Among the stations there is one I would have gladly stopped at if I had had time, Elisabethpol. Before I received the telegram from the Twentieth Century, I had intended to stay there a week. I had read such attractive descriptions of it, and I had but a five minutes’ stop there, and that between two and three o’clock in the morning! Instead of a town resplendent in the rays of the sun, I could only obtain a view of a vague mass confusedly discoverable in the pale beams of the moon!
Having ended my careful examination of the time-table, I began to examine my traveling companions. There were four of us, and I need scarcely say that we occupied the four corners of the compartment. I had taken the farthest corner facing the engine. At the two opposite angles two travelers were seated facing each other. As soon as they got in they had pulled their caps down on their eyes and wrapped themselves up in their cloaks—evidently they were Georgians as far as I could see. But they belonged to that special and privileged race who sleep on the railway, and they did not wake up until we reached Baku. There was nothing to be got out of those people; the carriage is not a carriage for them, it is a bed.
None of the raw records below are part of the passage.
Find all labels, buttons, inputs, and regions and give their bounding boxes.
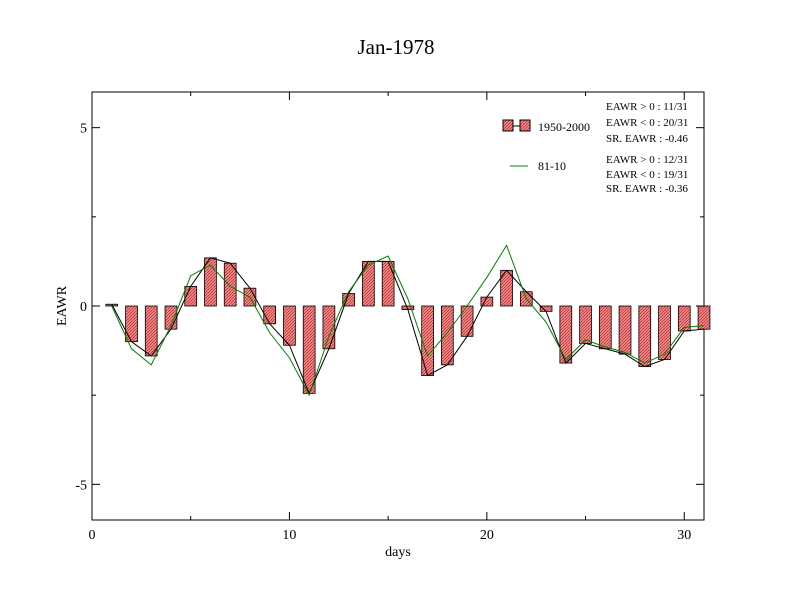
y-axis-label: EAWR: [55, 285, 70, 326]
bar-day-18: [441, 305, 454, 366]
x-tick-label-10: 10: [282, 528, 296, 543]
y-tick-label-5: 5: [80, 122, 87, 137]
bar-day-19: [460, 305, 474, 337]
stat-positive-81-10: EAWR > 0 : 12/31: [606, 154, 688, 166]
bar-day-26: [598, 305, 612, 350]
bar-day-2: [125, 305, 138, 343]
legend: 1950-2000 81-10: [502, 119, 590, 173]
line-series-81-10: [111, 244, 705, 397]
legend-label-81-10: 81-10: [538, 159, 566, 173]
bar-day-10: [283, 305, 296, 346]
bar-day-27: [618, 305, 632, 355]
bar-day-3: [144, 305, 158, 357]
bar-day-25: [579, 305, 592, 344]
stat-sr-1950-2000: SR. EAWR : -0.46: [606, 133, 688, 145]
x-tick-label-0: 0: [89, 528, 96, 543]
y-tick-label--5: -5: [75, 478, 87, 493]
bar-day-29: [658, 305, 671, 360]
bar-day-24: [559, 305, 573, 364]
stat-sr-81-10: SR. EAWR : -0.36: [606, 183, 688, 195]
line-series: [111, 244, 705, 397]
bar-day-15: [381, 261, 395, 307]
stat-negative-1950-2000: EAWR < 0 : 20/31: [606, 117, 688, 129]
stat-positive-1950-2000: EAWR > 0 : 11/31: [606, 101, 688, 113]
legend-label-1950-2000: 1950-2000: [538, 120, 590, 134]
legend-swatch-1950-2000-b: [519, 119, 531, 132]
chart-title: Jan-1978: [358, 35, 435, 59]
bar-day-11: [302, 305, 316, 394]
bar-day-17: [421, 305, 434, 376]
bar-day-7: [223, 262, 237, 307]
bar-day-31: [697, 305, 711, 330]
y-tick-label-0: 0: [80, 300, 87, 315]
x-tick-label-30: 30: [677, 528, 691, 543]
line-series-1950-2000: [111, 257, 705, 395]
x-tick-label-20: 20: [480, 528, 494, 543]
x-axis-label: days: [385, 545, 411, 560]
bar-day-9: [263, 305, 277, 325]
axis-ticks: 0 10 20 30 -5 0 5: [75, 92, 704, 543]
bar-day-28: [638, 305, 652, 368]
stat-negative-81-10: EAWR < 0 : 19/31: [606, 169, 688, 181]
stats-annotations: EAWR > 0 : 11/31 EAWR < 0 : 20/31 SR. EA…: [606, 101, 688, 195]
legend-swatch-1950-2000-a: [502, 119, 514, 132]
In front of me was quite a different type with nothing of the Oriental about it; thirty-two to thirty-five years old, face with a reddish beard, very much alive in look, nose like that of a dog standing at point, mouth only too glad to talk, hands free and easy, ready for a shake with anybody; a tall, vigorous, broad-shouldered, powerful man. By the way in which he settled himself and put down his bag, and unrolled his traveling rug of bright-hued tartan, I had recognized the Anglo-Saxon traveler, more accustomed to long journeys by land and sea than to the comforts of his home, if he had a home. He looked like a commercial traveler. I noticed that his jewelry was in profusion; rings on his fingers, pin in his scarf, studs on his cuffs, with photographic views in them, showy trinkets hanging from the watch-chain across his waistcoat. Although he had no earrings and did not wear a ring at his nose I should not have been surprised if he turned out to be an American—probably a Yankee.
That is my business. To find out who are my traveling companions, whence they come, where they go, is that not the duty of a special correspondent in search of interviews? I will begin with my neighbor in front of me. That will not be difficult, I imagine. He is not dreaming or sleeping, or looking out on the landscape lighted by the last rays of the sun. If I am not mistaken he will be just as glad to speak to me as I am to speak to him—and reciprocally.
I will see. But a fear restrains me. Suppose this American—and I am sure he is one—should also be a special, perhaps for the World or the New York Herald, and suppose he has also been ordered off to do this Grand Asiatic. That would be most annoying! He would be a rival!